S’agissant des régions, le comité d’évaluation se demande si l’action « Partenariats régionaux d’innovation », très appréciée par les PME bénéficiaires et les Régions et sans doute appelée à être prolongée et renforcée, doit faire partie du PIA.
- En ce qui concerne les autres actions du PIA, force est de constater leur très grande hétérogénéité et le saupoudrage des moyens : « ville durable », « politiques de jeunesse intégrées à l’échelle d’un territoire », «partenariats territoriaux pour l’emploi et la formation», « économie sociale et solidaire » …
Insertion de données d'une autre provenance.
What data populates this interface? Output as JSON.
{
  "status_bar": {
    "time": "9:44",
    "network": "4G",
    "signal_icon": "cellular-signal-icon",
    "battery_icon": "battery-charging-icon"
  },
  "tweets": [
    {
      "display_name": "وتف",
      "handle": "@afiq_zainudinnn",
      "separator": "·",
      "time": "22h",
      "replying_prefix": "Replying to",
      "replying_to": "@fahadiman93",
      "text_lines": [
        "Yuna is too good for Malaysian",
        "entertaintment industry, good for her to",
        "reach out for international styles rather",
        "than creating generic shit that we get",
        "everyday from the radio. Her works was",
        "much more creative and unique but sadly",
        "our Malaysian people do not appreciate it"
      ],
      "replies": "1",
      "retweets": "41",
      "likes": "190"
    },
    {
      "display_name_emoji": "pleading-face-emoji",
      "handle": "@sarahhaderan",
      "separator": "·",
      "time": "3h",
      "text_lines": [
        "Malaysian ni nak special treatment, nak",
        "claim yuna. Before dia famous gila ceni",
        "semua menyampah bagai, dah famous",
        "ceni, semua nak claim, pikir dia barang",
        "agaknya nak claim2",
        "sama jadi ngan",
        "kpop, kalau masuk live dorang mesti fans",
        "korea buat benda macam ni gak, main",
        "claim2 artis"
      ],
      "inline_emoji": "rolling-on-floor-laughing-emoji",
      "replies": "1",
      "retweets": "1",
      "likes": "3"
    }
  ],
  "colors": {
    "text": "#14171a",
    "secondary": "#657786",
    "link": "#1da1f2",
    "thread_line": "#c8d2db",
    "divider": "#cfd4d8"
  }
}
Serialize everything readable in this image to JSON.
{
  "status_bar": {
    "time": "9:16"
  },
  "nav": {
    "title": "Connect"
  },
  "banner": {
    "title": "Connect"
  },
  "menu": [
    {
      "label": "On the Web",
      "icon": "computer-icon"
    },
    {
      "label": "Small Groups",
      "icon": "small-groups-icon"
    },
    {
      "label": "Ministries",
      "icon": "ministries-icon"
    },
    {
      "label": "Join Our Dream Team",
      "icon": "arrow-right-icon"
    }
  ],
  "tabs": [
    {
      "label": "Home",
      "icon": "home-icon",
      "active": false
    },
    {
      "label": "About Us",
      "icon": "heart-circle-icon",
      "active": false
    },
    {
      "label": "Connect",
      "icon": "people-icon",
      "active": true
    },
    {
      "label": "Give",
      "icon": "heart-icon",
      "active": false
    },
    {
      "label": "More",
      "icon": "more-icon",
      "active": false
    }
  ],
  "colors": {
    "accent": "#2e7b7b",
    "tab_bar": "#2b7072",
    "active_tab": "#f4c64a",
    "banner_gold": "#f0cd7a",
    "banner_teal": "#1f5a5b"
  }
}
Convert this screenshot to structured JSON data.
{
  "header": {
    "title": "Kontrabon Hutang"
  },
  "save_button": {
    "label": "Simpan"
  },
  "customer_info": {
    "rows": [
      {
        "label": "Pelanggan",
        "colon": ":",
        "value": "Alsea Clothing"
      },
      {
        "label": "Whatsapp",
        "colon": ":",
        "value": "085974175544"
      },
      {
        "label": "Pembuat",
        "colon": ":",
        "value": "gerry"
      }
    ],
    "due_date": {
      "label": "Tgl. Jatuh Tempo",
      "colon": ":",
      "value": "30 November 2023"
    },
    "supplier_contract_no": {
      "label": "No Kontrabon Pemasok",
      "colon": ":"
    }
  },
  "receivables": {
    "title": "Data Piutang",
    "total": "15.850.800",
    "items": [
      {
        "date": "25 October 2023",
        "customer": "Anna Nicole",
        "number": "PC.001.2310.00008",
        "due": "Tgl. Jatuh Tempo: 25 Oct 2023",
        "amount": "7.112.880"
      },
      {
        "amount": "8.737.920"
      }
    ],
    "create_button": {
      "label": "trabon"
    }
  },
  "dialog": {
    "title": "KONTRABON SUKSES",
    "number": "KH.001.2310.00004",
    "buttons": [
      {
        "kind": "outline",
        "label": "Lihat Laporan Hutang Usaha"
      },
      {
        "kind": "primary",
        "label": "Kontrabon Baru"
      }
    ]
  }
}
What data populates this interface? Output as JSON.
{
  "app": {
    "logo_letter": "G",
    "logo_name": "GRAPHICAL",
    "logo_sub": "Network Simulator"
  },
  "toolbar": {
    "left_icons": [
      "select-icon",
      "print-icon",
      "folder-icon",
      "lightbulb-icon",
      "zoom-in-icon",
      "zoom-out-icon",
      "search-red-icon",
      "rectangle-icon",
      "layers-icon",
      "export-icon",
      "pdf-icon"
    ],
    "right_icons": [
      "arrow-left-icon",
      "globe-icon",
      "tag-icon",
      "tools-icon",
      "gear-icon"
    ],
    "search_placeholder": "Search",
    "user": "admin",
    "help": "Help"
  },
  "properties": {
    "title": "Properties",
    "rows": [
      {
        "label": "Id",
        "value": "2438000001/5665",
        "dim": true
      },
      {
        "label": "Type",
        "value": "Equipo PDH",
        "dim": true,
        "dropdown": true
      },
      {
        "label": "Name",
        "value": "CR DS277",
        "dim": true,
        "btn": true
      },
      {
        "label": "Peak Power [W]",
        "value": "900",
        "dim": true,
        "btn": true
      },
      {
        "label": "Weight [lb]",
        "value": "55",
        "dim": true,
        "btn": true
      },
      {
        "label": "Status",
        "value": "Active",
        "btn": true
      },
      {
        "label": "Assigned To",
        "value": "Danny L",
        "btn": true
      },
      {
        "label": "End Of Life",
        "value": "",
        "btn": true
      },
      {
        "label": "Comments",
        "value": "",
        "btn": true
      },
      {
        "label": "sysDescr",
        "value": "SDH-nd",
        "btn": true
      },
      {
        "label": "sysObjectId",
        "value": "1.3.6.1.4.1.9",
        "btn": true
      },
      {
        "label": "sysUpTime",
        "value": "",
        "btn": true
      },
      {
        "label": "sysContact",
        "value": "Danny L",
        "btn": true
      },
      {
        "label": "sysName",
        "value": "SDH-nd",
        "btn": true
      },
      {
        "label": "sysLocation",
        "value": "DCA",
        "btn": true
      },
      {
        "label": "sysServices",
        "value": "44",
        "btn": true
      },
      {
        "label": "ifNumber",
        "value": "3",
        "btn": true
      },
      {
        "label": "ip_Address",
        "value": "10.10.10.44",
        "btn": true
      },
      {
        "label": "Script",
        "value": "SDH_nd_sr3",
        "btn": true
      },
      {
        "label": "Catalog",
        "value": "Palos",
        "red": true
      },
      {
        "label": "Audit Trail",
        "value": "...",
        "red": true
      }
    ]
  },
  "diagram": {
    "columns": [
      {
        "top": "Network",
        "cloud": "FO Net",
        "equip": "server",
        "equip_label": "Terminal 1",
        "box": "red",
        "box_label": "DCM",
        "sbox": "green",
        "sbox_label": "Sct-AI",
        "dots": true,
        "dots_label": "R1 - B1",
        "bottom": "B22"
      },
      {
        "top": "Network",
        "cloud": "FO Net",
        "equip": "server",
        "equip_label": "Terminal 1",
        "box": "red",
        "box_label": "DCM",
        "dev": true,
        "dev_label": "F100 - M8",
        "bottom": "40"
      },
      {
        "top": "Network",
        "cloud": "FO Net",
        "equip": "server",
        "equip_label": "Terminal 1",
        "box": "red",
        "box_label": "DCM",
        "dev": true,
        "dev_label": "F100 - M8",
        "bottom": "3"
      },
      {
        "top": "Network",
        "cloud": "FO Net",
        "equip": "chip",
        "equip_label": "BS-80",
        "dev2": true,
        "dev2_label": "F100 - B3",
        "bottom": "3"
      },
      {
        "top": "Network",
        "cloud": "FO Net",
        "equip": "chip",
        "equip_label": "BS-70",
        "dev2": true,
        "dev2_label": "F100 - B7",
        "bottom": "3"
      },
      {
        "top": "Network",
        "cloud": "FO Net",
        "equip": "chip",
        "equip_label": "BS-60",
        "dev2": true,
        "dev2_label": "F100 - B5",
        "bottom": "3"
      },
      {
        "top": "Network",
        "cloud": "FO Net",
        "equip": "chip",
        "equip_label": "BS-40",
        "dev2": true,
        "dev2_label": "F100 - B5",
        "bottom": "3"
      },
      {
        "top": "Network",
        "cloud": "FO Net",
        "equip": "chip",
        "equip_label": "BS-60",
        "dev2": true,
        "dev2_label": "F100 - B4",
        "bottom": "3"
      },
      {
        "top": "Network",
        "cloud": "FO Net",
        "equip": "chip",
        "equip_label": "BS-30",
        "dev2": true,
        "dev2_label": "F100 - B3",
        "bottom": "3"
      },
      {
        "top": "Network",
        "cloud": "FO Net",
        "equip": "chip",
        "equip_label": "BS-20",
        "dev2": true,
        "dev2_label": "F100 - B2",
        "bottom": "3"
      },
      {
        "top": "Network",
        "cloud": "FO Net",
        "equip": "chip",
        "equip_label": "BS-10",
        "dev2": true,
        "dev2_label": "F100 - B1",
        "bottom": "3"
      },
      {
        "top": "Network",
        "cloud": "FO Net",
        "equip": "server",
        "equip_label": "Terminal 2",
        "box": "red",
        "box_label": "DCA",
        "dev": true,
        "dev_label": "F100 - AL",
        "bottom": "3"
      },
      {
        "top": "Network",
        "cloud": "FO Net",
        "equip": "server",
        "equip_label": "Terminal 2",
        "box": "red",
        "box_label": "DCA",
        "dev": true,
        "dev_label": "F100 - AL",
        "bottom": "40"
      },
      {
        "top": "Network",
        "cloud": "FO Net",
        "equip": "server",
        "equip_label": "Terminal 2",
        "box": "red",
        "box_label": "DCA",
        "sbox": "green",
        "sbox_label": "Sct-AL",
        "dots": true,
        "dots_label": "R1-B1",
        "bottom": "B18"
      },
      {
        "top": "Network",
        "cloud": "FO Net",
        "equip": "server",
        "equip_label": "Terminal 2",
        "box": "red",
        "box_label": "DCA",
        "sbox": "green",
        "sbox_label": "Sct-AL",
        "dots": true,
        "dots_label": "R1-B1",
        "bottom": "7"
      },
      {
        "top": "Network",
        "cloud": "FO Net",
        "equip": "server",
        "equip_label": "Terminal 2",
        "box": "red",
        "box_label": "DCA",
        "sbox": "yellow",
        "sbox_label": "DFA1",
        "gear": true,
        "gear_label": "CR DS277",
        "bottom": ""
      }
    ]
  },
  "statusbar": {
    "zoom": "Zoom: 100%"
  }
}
- Dans la perspective du PIA 3, le comité estime que le contexte économique a changé ; la « première priorité » n’est plus d’« accélérer la sortie de crise » mais des réformes plus structurelles s’inscrivant dans une perspective de long terme. Tout en conservant les exigences à la base du rapport Juppé-Rocard :
- former ceux qui déplaceront les frontières de la connaissance ;
- investir dans la recherche ;
- valoriser les résultats de la recherche ;
- soutenir les PME innovantes ;
- relever le défi écologique.
- Dans la perspective de la suite des PIA 1 et 2 et du développement du PIA 3, le Comité fait quelques recommandations qui se trouvent à la fin de cet article.
- Pour inscrire le PIA dans la durée et le soustraire à la contrainte de l’annualité budgétaire, il a été nécessaire de recourir à des « opérateurs » dont le nombre est peut-être trop élevé, avec des risques de conflits d’intérêt mais qui ont amélioré leur délais d’instruction (en gros de 11 à 4 mois, la cible étant de 3 mois).
- Le PIA est monté en charge sur plusieurs années et continuera à soutenir, directement ou indirectement, des acteurs importants pendant encore de nombreuses années. Le comité fait quelques recommandations en matière de gouvernance : doctrine et mise en œuvre d’évaluation, remontée d’information, accès aux données, indicateurs de suivi, …
Quelques graphiques extraits du rapport sont intéressants à présenter.
Pour mémoire, le dernier rapport d’activité du CGI présente la répartition des crédits des PIA 1 et 2 par mission budgétaire.
Dans la perspective du PIA 3, le comité d’examen recommande de :
8.1. Ne pas disperser ces moyens limités dans de nouvelles actions de court terme.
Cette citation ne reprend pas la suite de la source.